空はそのまま荒れ模様となり、大量の雨が降り出した。ザーッという音と共に、それは地面を濡らしていく。豪雨のなかミケーラは地上へ戻ってきた。服が透けているわけではないが、ずぶ濡れになり、長い髪が顔に貼り付いた彼女の姿は妙に煽情的だった。目を合わせられないクリスは地面を見る。
「おいおい、ちゃんと上見とけよ。それともビビっちまったか!?」
「おめーの恰好が目に毒なだけだ。ほら、上着ろよ」
クリスは自分の着ていた上着を彼女に差し出す。すると彼女は破顔一笑する。
「ハッ!私を女扱いしてくれる奴はお前くらいだよ」
実際彼女が他の男性から女性らしい扱いをされていないのは知っている。というより彼女自身も男らしく振る舞っており、制服もズボンタイプを選んで着用している。食堂では男性相手によく腕相撲をやっており、男勝りと表現する方が正しいのかもしれない。それ故に女性兵士からはもちろんだが、一部の男性兵士からも姉御と呼ばれている。
「んで?どうだったよ、クリス」
ミケーラはクリスから上着を受け取り、それを着ながら尋ねる。どうだった、と聞かれれば、すごかった、という感想しか思い浮かばないのだが。
「どうだったと聞かれてもな……。とりあえず、お前が役立たずだから置いて行かれたわけじゃないことは分かったよ」
「言ってくれるねえ。本部の守りを手薄にするわけにはいかねーからな。私みたいな優秀な兵士が残らなきゃならんのよ」
彼女は自信満々に言い放つ。確かに、あれだけの魔法を使えるのなら立派な主戦力のはずだ。アドリア遠征軍にはアドリア地方の兵士のほとんどが編入されている。故に駐屯地には最低限の人員しか残されておらず、敷地内は閑散としたものだ。
彼女は遠征軍に編入されなかった数少ない兵士の一人で、クリスはてっきり無能だから置いていかれたのかと思っていた。

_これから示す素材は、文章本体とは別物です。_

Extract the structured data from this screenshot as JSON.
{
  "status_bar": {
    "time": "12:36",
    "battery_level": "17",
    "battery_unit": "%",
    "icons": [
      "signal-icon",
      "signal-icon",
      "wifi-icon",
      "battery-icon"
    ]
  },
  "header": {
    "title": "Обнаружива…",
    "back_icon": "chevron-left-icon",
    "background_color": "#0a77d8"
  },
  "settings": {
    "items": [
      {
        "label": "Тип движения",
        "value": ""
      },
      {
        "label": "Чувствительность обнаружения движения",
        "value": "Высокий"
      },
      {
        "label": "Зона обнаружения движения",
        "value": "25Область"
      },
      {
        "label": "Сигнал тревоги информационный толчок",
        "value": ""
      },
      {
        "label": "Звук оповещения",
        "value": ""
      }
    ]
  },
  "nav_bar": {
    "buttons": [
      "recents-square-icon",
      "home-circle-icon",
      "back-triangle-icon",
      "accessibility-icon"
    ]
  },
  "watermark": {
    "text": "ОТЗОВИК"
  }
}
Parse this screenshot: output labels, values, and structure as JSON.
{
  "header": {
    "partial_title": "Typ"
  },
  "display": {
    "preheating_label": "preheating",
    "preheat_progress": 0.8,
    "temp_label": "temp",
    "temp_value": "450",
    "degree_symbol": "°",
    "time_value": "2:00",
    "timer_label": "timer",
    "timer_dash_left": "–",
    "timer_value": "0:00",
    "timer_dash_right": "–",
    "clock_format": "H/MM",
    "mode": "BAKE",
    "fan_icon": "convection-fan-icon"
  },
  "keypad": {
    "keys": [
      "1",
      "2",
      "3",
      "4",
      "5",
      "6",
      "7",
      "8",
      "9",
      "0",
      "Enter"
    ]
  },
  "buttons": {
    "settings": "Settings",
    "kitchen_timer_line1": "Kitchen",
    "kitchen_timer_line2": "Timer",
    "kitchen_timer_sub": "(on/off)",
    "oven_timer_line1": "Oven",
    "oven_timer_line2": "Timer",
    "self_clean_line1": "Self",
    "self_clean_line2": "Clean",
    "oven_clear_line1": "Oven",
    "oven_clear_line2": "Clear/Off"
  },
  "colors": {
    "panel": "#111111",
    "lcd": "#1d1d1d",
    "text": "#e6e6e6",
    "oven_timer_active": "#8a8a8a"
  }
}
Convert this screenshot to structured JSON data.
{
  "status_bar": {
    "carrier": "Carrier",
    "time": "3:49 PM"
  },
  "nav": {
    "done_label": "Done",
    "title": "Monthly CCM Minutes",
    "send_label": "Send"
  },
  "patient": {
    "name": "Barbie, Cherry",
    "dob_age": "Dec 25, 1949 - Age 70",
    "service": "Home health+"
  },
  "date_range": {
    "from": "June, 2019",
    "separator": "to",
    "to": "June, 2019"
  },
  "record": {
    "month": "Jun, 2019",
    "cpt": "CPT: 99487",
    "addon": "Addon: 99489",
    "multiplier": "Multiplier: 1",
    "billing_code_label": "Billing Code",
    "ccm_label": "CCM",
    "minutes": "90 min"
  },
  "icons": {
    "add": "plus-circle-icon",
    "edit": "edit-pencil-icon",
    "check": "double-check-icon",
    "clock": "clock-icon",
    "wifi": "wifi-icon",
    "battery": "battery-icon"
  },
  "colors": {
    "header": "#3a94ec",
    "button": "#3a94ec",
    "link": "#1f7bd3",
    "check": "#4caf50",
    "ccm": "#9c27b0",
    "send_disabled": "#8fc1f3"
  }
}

「ま、何て言うんだ。クリスのやり方で落雷を起こすことは出来ないけど、それ以外の方法で起こすことは出来るんだわ。やり方次第ってことよ」
「どうやってやったんだ?教えてくれないか?」
クリスが頼み込むと、ミケーラは勿体ぶるように腕を組む。
「詳しく説明してやってもいいけれど、このまま雨に濡れ続けるのは遠慮しておくよ。食堂にでも行かないかい?お前もあんな効率の悪いことしたら腹が減るだろう」
彼女は親指を立てて食堂の方向を差す。勿論かなり遠いため、その指の先に建物の影はない。彼女に言われてクリスは胃の中が空っぽなことに気が付いた。彼女の言う通り、きっと大きな魔法を使おうとしたからなのだろう。
アドリア駐屯地の食堂ではバイキングスタイルを採用している。これは魔力不足を避けるための措置で、人に合った量の食事を摂ることが出来るようになっている。